Offcourse Literary Journal
https://www.albany.edu/offcourse
http://offcourse.org
ISSN 1556-4975 
 

Poems, by Julie Marie Wade.

Parts of Speech

1) Cantaloupe; serendipitous selection; deep green of the vigorous rind

2) Salutation; coming or going, a wave is always the same

3) Curfew: I want you home with me, in bed

4) Helix, Entendre, & all things folded in half

5) Television; if you look hard enough, there’s a mirror inside

6) Circumcision, & other pilferings of the body

7) Polygon, encompassing an indeterminate number of sides

8) Sunrise: conversation piece & practical light

9) Euphemism—the one they forgot—the reason for two chairs at this table

 

 


 

For Bridget Wilson, Whose Favourite Word Is/Was Eleemosynary

 

We failed Chemistry together.

A series of one-act plays.

Glitter, Arugula, & Cabbage.

Her hair “coarse as a horse,” & yellow like straw.

Not pretty but—

Not pretty but—

Little braids in the bang-line.

A kerchief choking it back.

*            

And I thought,

There must be something special about a girl

so easily mistaken for a sunflower.

In Southern France—she was with her whole

family, and they all looked like sunflowers,

standing there in the high grass.

*            

If I could have found the words then,

—clarinet, cacophony—

If I could have found the words—

Then,

I would have thanked her for

teaching me about t-shirts tugged

over long sleeves in winter & blue jeans

shredded at the seams.  And

gritty, Guthrie-laced sneakers: hours of

mad cartoons.

*            

Oh, Bridget, what we don’t learn over

tepid cafeteria food!

What the ACRONYMS can’t begin to describe.

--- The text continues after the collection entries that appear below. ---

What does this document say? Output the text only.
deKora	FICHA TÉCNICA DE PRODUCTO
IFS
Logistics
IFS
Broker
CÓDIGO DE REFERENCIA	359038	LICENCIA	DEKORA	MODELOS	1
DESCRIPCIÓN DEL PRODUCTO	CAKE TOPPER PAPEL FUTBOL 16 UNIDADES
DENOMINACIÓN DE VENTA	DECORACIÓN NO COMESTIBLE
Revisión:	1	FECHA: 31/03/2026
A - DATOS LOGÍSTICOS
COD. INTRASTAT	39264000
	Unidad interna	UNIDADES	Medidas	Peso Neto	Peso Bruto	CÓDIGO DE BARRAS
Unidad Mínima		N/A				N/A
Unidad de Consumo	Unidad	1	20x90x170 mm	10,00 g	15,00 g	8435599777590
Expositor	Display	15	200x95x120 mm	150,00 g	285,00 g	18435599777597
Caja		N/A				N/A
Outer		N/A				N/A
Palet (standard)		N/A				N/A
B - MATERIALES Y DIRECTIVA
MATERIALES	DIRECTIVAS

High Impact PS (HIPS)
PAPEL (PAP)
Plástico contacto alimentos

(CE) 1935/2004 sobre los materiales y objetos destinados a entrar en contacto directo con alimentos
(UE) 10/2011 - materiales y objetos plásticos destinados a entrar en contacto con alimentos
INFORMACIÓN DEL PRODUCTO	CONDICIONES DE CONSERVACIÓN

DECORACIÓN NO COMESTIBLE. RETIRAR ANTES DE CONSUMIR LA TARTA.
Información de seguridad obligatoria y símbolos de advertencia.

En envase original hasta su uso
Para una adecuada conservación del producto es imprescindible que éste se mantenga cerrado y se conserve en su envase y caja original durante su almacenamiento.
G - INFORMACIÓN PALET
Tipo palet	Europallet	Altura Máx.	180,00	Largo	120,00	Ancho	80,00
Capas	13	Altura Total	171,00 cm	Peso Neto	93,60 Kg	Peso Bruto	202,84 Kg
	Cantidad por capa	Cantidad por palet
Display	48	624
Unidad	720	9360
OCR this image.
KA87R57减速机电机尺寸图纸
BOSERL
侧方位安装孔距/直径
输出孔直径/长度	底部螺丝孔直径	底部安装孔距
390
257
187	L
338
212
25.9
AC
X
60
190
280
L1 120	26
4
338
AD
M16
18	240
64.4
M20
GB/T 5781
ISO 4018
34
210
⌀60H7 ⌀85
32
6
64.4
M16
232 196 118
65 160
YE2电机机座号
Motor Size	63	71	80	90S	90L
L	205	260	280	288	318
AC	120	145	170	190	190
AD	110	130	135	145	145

I wanted to bury my face in your hair

so many times,                   stretched out on your

binder, bulky & blue, studded with white-out stars.

 

Always, a reasonable distance—

Yet:                       Flux.                    Sestina.                Yarn.

*            

When you were gone, the storms quieted.

I got on with my studies.

Calculus.  Calligraphy

 

My future set out like a dinner plate,

yours an imponderable meal.

 


 

For the Pretty Boy of the Starched White Shirts

 

I would have done anything for you.
Do you understand? 
Anything.

It was desperate, & I am not proud
of the fact that all my feminisms
fell right out the window in immaculate defenestration
the first time your eye lingered on mine under the auspices of
our “meeting of the minds.”

That is, I wanted to unbutton each proper button
of your starched white shirt &
let my hands loose under your Hanes classic cotton crew,
which I was almost absolutely certain that you wore.

You said “coordinate,” & I was baited like a guppy on your hook.
A book you passed across the table,
& I touched it as a relic from a foreign land.

You said “historicize,” & I could think only of zippers missing teeth.
Your body bare beneath the sheets. My legs split.  My lamp lit. 
Caroling, we’d say, in time for Christmas.

What love letters could I have written but hagiography?
What kisses could I have given but my whole breath bent beyond asphyxiation?

And the fantasy—I’m not too shy to say—
of being stung by a Portuguese man-of-war, entangled in its ten-foot tentacles,
while you naked, unmoored in the Mediterranean,
 having ventured away from the elegant catamaran that brought you lonely

to these shores, pulled me free & weak & weightless in the water,
guiding me over gentle waves toward an uninhabited enclave
where we would turn From Here to Eternity

in the mood-light moonlight,
tongues swollen from traipsing the length of our skins,
& over white wine & oysters on your decadent yacht,

suggest how we really ought to get away like this more often.
 


 


 

Biographical Statement:

Julie Marie Wade holds a Master of Arts in English from Western Washington University and a Master of Fine Arts in Poetry from the University of Pittsburgh.  She has been awarded the Chicago Literary Award in Poetry (2004), the Gulf Coast Nonfiction Prize (2004), the Oscar Wilde Poetry Prize (2005), The Literal Latte Nonfiction Prize (2006), and a Pushcart Prize nomination (2005).  Her work appears or is forthcoming in Diner, Cimarron Review, Another Chicago Magazine, Gulf Coast Journal of Literature and Fine Art, The King’s English: Journal of Long Prose, Third Coast, Spoon River Review, Denver Quarterly, The Cream City Review, Southeast Review, Dogwood, Literal Latte, Nimrod, Red Rock Review, and Off the Rocks: Journal of Queer Memoir.  She teaches Women’s Studies at Carlow University.